Sometimes she would present the spoja lorda without broth, seasoned with butter and sage and, if there was any, a couple of finely chopped shallots. The filling was always related to recycling some ingredients.

If you want to make a traditional version, use soft stracchino-type cheese for the filling, mixed with ricotta and Parmesan. Otherwise, use your imagination or what have you!

The important thing is to spread a thin layer of filling so that after folding the pastry over itself, the pastry cutter wheel can seal the edges of the squares by cutting them off.

Let the spoja lorda rest before cooking or putting it in the freezer.

Butter and sage spoja lorda recipe

Butter and sage spoja lorda recipe

serves 4
List of the Ingredients

pasta dough

200g all purpose flour
2 eggs

filling
150 g smoked cooked ham
130 g soft cheese

to season: butter to taste, 10 cleaned and dried sage leaves

Method

Filling

Coarsely chop prosciutto with a knife and chop finely in a blender.

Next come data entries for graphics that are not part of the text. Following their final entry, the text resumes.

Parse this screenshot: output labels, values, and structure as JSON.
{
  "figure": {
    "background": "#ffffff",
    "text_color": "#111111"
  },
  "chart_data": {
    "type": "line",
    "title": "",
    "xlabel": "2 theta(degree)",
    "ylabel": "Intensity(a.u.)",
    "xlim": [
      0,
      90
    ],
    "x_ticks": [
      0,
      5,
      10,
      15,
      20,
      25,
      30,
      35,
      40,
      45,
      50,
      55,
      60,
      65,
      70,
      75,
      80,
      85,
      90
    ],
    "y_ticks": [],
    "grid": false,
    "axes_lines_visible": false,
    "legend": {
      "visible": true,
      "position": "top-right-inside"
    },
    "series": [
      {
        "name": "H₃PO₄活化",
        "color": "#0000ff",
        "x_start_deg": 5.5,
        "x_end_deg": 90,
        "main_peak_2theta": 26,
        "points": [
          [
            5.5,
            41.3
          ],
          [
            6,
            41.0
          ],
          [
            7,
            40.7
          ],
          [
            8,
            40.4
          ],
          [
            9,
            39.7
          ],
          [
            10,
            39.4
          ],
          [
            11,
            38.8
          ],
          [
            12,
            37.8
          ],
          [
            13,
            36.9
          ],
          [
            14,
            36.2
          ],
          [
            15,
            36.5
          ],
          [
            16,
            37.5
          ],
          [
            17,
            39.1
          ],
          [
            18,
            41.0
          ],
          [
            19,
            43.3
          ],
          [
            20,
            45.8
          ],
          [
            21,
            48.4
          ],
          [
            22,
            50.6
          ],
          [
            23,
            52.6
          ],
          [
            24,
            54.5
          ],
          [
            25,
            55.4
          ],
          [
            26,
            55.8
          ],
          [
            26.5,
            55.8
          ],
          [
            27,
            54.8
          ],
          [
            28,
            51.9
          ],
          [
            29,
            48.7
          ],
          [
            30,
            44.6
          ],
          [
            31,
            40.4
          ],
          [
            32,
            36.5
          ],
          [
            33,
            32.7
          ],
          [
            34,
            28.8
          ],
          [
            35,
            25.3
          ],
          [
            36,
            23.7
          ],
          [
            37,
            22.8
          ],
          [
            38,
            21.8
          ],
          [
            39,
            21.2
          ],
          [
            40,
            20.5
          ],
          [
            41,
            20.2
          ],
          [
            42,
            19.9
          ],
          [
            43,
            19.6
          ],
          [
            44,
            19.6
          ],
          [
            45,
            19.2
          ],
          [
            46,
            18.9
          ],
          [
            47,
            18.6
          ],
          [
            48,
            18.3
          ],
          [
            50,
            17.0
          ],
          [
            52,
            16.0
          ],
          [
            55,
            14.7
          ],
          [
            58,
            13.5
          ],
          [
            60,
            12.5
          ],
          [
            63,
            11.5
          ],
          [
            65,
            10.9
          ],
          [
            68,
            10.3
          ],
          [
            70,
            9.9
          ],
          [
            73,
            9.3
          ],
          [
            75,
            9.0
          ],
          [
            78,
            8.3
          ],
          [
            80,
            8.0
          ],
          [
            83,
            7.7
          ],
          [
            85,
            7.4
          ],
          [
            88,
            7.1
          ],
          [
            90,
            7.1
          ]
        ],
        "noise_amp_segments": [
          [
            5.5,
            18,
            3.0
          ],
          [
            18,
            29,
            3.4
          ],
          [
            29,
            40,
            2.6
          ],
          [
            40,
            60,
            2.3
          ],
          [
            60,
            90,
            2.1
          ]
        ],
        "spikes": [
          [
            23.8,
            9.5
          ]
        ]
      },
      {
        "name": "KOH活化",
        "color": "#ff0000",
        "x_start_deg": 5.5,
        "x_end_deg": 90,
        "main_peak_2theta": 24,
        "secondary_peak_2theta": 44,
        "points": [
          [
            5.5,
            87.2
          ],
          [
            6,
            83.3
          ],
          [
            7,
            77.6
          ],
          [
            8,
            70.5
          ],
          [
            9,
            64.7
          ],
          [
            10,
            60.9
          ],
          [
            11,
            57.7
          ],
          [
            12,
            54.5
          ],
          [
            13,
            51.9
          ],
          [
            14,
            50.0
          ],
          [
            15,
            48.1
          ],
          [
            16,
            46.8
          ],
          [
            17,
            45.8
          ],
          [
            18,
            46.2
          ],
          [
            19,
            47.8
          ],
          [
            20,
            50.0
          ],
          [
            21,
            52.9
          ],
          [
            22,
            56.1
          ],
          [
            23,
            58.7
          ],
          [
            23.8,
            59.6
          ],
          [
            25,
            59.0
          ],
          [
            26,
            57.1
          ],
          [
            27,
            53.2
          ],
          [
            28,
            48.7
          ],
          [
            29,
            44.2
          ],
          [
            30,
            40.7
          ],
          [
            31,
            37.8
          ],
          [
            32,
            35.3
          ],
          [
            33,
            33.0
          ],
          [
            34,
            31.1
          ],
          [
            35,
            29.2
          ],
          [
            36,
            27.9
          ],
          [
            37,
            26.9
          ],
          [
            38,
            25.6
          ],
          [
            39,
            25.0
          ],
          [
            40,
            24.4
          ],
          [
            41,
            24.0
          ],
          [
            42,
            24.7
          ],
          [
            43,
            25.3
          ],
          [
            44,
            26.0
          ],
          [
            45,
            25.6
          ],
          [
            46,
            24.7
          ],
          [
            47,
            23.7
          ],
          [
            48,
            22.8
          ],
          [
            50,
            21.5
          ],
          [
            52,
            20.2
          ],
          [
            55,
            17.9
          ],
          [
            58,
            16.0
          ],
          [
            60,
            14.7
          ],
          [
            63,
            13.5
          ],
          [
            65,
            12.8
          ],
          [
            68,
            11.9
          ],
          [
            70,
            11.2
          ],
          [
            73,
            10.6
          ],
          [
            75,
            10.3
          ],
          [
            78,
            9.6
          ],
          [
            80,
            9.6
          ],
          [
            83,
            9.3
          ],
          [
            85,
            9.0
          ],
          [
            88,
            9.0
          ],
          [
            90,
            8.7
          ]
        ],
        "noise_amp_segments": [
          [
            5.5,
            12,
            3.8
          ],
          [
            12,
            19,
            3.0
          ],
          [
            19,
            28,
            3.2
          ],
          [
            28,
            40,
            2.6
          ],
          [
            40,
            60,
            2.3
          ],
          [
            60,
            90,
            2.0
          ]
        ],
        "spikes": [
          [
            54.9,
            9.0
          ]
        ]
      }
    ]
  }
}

Mix stracchino cheese and chopped prosciutto. Add a tablespoon of milk or water to soften the stracchino if you need it to make it smoother.
Place the filling in the refrigerator.

Pasta dough

Place the flour on the cutting board, and create a space in the center where you put chopped parsley and eggs.
Break eggs with a fork, slowly incorporate flour from the sides and mix with eggs.

When the dough is too solid for your fork, continue kneading with your hands until the dough is smooth, not too hard or soft.

Let the dough rest covered, out of the refrigerator, for about 30 minutes.

Roll out a thin sheet using the rolling pin or the pasta machine.

Spoja lorda

Spread the filling on half the pastry sheet and fold it over itself.

With a pasta cutter wheel, cut out strips equal in width, vertically and horizontally, making many squares about the same size.

As you cut, the pasta cutter wheel seals the squares.

Place the fresh pasta squares on a lightly floured cloth or tray and allow them to dry before cooking or storing them in the freezer.

Cook the spoja lorda in boiling salted water. Meanwhile, melt the butter with a dozen or so sage leaves in a large pan.

Drain the pasta with a slotted spoon and season directly into the pan.